Callista Gingrich, U.S. ambassador to the Holy See, and diplomats from Canada, the United Kingdom, Australia and the Netherlands also attended.
Czerny, undersecretary of the Vatican's Migrants and Refugees Section, served in El Salvador from 1989 to 1992 after the murders of six Jesuits and two women at the Central American University.
In his homily, the cardinal read the account of "the passion and death of Jean, Dorothy, Ita and Maura as narrated by a Canadian missionary, Fr. Gregory Chisholm," who was part of a Canadian ecumenical delegation that was stopped by members of the National Guard after leaving the El Salvador International Airport shortly before the churchwomen left and met their deaths.

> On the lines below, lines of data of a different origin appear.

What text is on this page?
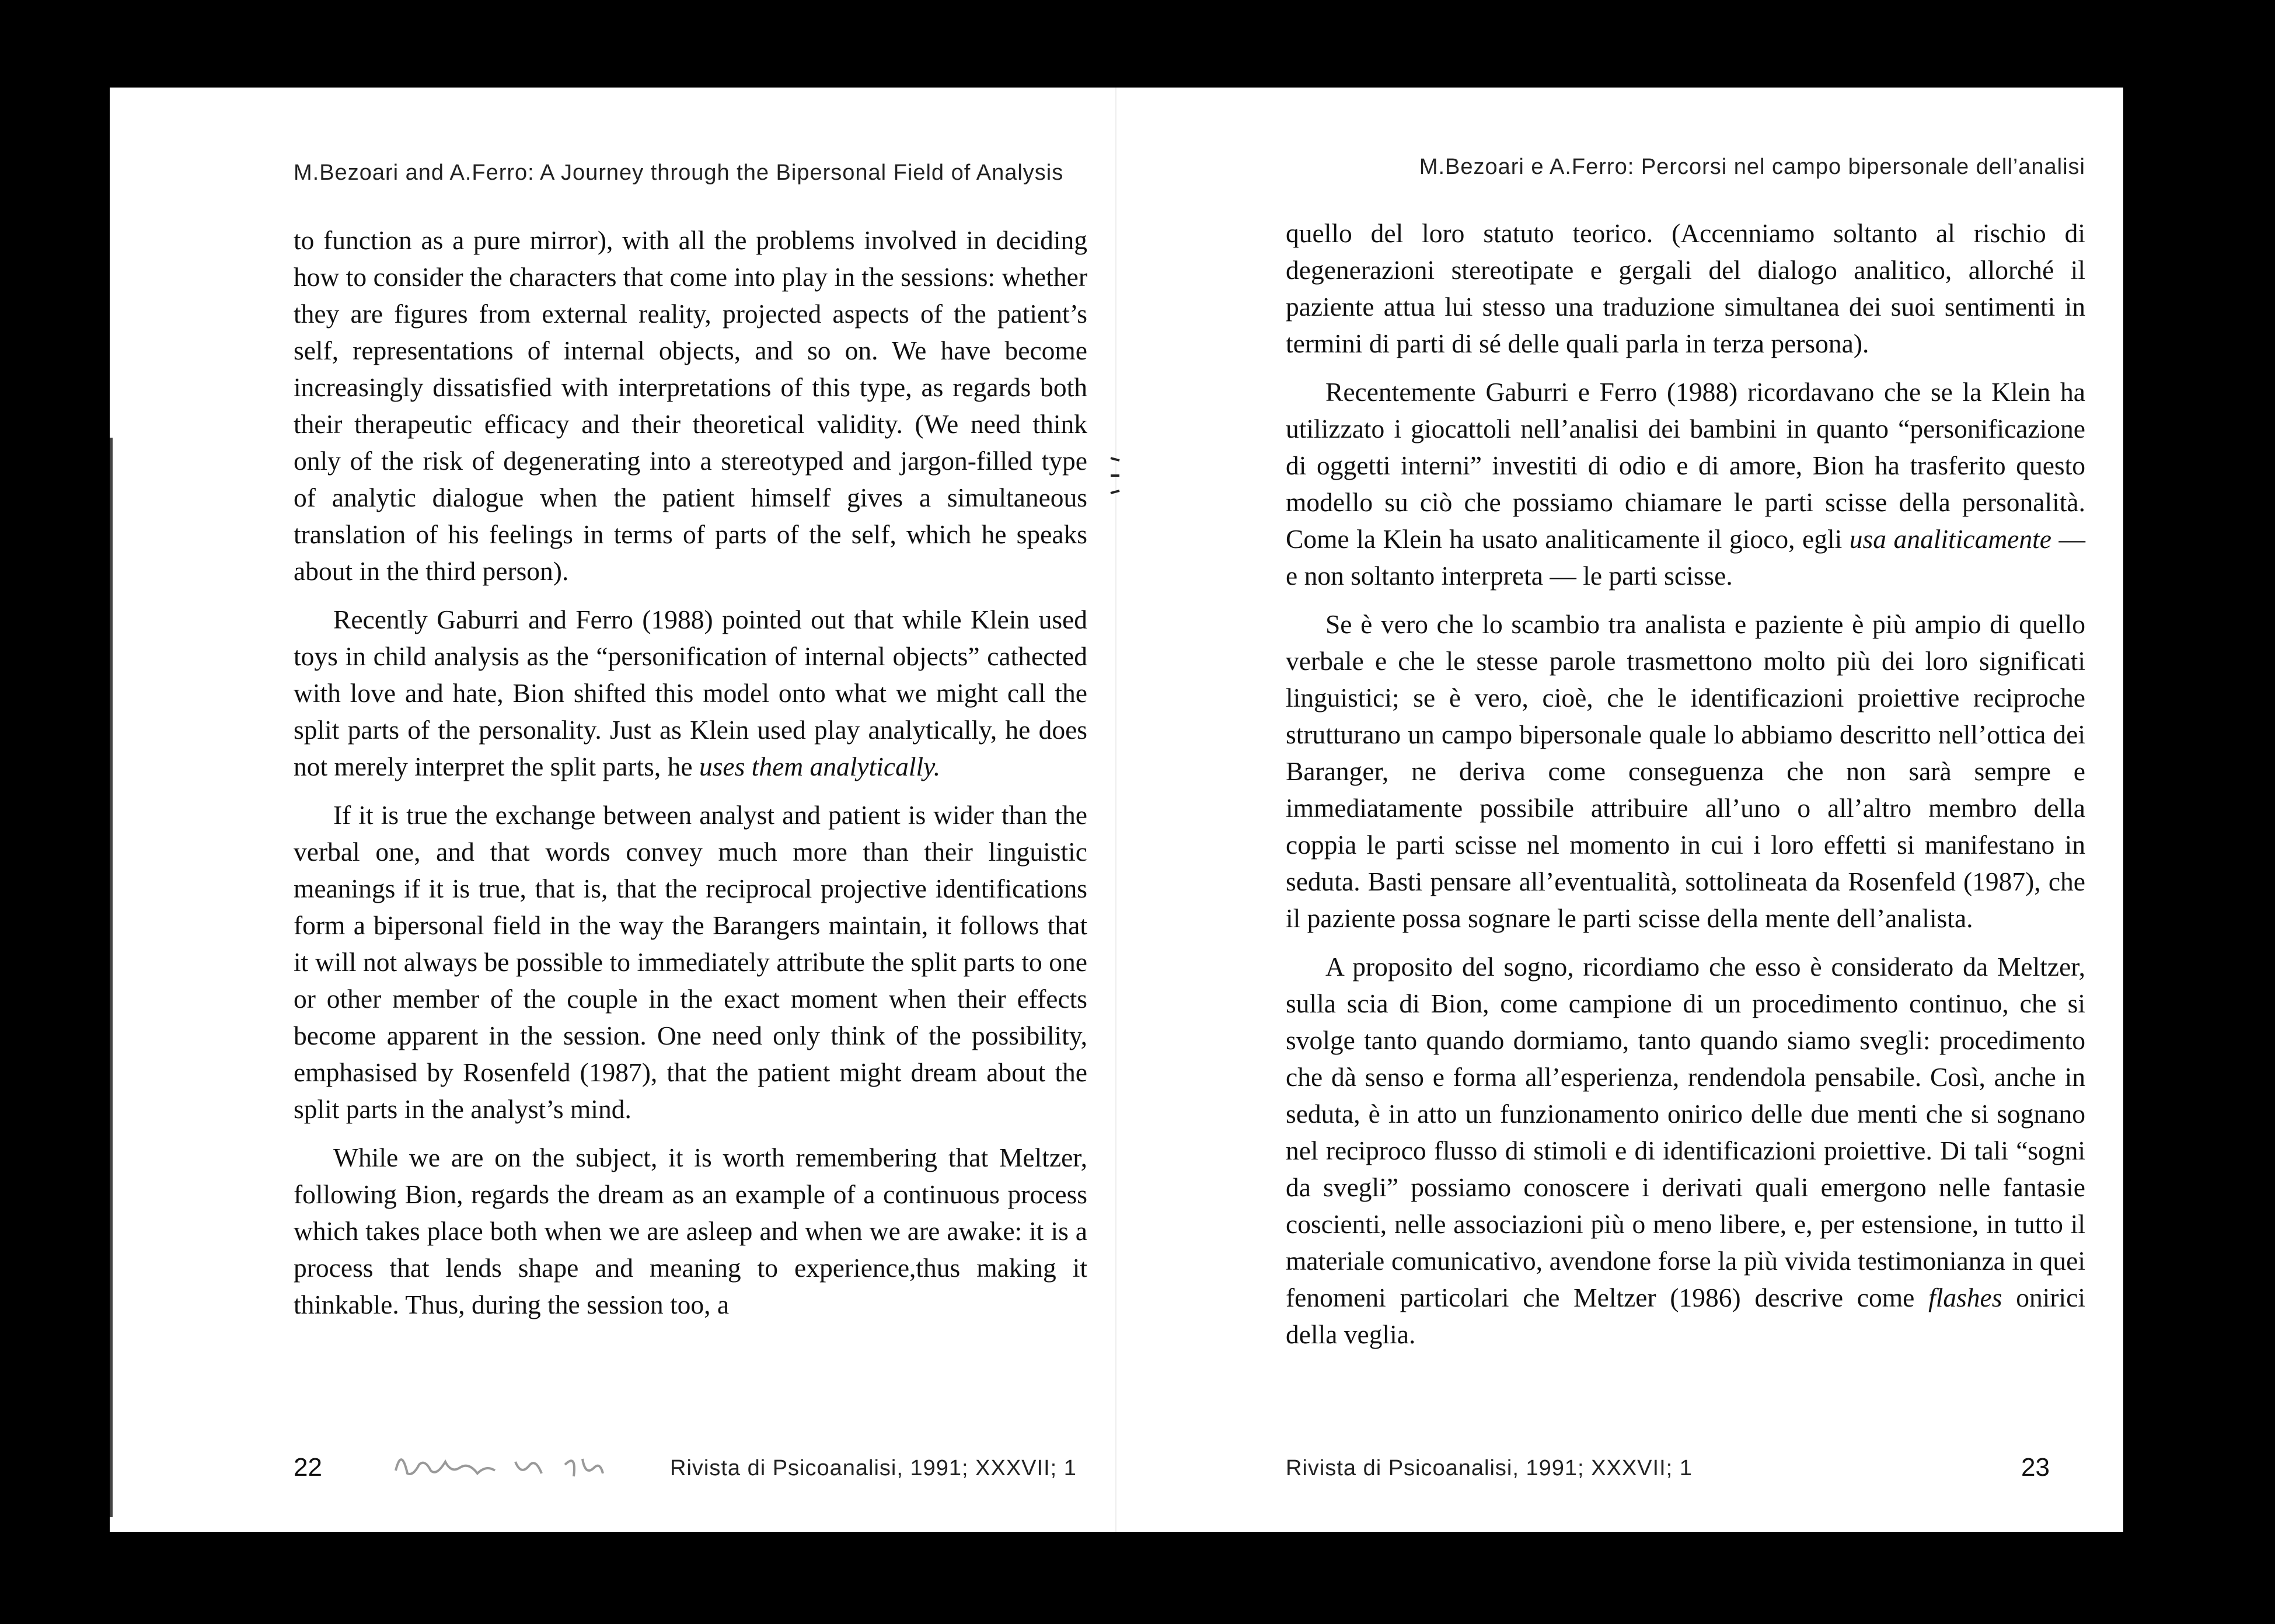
M.Bezoari and A.Ferro: A Journey through the Bipersonal Field of Analysis

to function as a pure mirror), with all the problems involved in deciding how to consider the characters that come into play in the sessions: whether they are figures from external reality, projected aspects of the patient’s self, representations of internal objects, and so on. We have become increasingly dissatisfied with interpretations of this type, as regards both their therapeutic efficacy and their theoretical validity. (We need think only of the risk of degenerating into a stereotyped and jargon-filled type of analytic dialogue when the patient himself gives a simultaneous translation of his feelings in terms of parts of the self, which he speaks about in the third person).

Recently Gaburri and Ferro (1988) pointed out that while Klein used toys in child analysis as the “personification of internal objects” cathected with love and hate, Bion shifted this model onto what we might call the split parts of the personality. Just as Klein used play analytically, he does not merely interpret the split parts, he uses them analytically.

If it is true the exchange between analyst and patient is wider than the verbal one, and that words convey much more than their linguistic meanings if it is true, that is, that the reciprocal projective identifications form a bipersonal field in the way the Barangers maintain, it follows that it will not always be possible to immediately attribute the split parts to one or other member of the couple in the exact moment when their effects become apparent in the session. One need only think of the possibility, emphasised by Rosenfeld (1987), that the patient might dream about the split parts in the analyst’s mind.

While we are on the subject, it is worth remembering that Meltzer, following Bion, regards the dream as an example of a continuous process which takes place both when we are asleep and when we are awake: it is a process that lends shape and meaning to experience,thus making it thinkable. Thus, during the session too, a

22	Rivista di Psicoanalisi, 1991; XXXVII; 1
M.Bezoari e A.Ferro: Percorsi nel campo bipersonale dell’analisi

quello del loro statuto teorico. (Accenniamo soltanto al rischio di degenerazioni stereotipate e gergali del dialogo analitico, allorché il paziente attua lui stesso una traduzione simultanea dei suoi sentimenti in termini di parti di sé delle quali parla in terza persona).

Recentemente Gaburri e Ferro (1988) ricordavano che se la Klein ha utilizzato i giocattoli nell’analisi dei bambini in quanto “personificazione di oggetti interni” investiti di odio e di amore, Bion ha trasferito questo modello su ciò che possiamo chiamare le parti scisse della personalità. Come la Klein ha usato analiticamente il gioco, egli usa analiticamente — e non soltanto interpreta — le parti scisse.

Se è vero che lo scambio tra analista e paziente è più ampio di quello verbale e che le stesse parole trasmettono molto più dei loro significati linguistici; se è vero, cioè, che le identificazioni proiettive reciproche strutturano un campo bipersonale quale lo abbiamo descritto nell’ottica dei Baranger, ne deriva come conseguenza che non sarà sempre e immediatamente possibile attribuire all’uno o all’altro membro della coppia le parti scisse nel momento in cui i loro effetti si manifestano in seduta. Basti pensare all’eventualità, sottolineata da Rosenfeld (1987), che il paziente possa sognare le parti scisse della mente dell’analista.

A proposito del sogno, ricordiamo che esso è considerato da Meltzer, sulla scia di Bion, come campione di un procedimento continuo, che si svolge tanto quando dormiamo, tanto quando siamo svegli: procedimento che dà senso e forma all’esperienza, rendendola pensabile. Così, anche in seduta, è in atto un funzionamento onirico delle due menti che si sognano nel reciproco flusso di stimoli e di identificazioni proiettive. Di tali “sogni da svegli” possiamo conoscere i derivati quali emergono nelle fantasie coscienti, nelle associazioni più o meno libere, e, per estensione, in tutto il materiale comunicativo, avendone forse la più vivida testimonianza in quei fenomeni particolari che Meltzer (1986) descrive come flashes onirici della veglia.

Rivista di Psicoanalisi, 1991; XXXVII; 1	23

The account noted how top-ranking members of the incoming Reagan Administration either suggested that the women had run a roadblock or claimed that they were more political activists than missionaries.
Czerny quoted Pope Francis talking about modern martyrs, whose "numbers attest to the enormity of the tasks of faith, love and justice in our world" and the ferocious opposition of "the forces of despair and violence."
"Jean, Dorothy, Ita and Maura were evangelizers and are martyrs," the cardinal said.
"Jean, Dorothy, Ita and Maura were martyrs at a local, humble level in their work with the poor, with the displaced, with the grieving," he said. "They witnessed to a loving God whose preferential love is for the poor and marginalized."
They, like the crowd in the Gospel of Matthew account, brought "the lame, the crippled, the blind, the mute and many others" to the feet of Jesus, who cured them, the cardinal said.
"The four missionaries also testified to those who have ears but do not hear the cry of the poor" and to those "whose arrogant and cynical eyes do not see" that the kingdom of God is at hand, Cardinal Czerny said.
Remembering their deaths 40 years ago is an occasion of mourning, he said, but it also is a time "to celebrate the triumph of their faith and goodness and God's infinite mercy."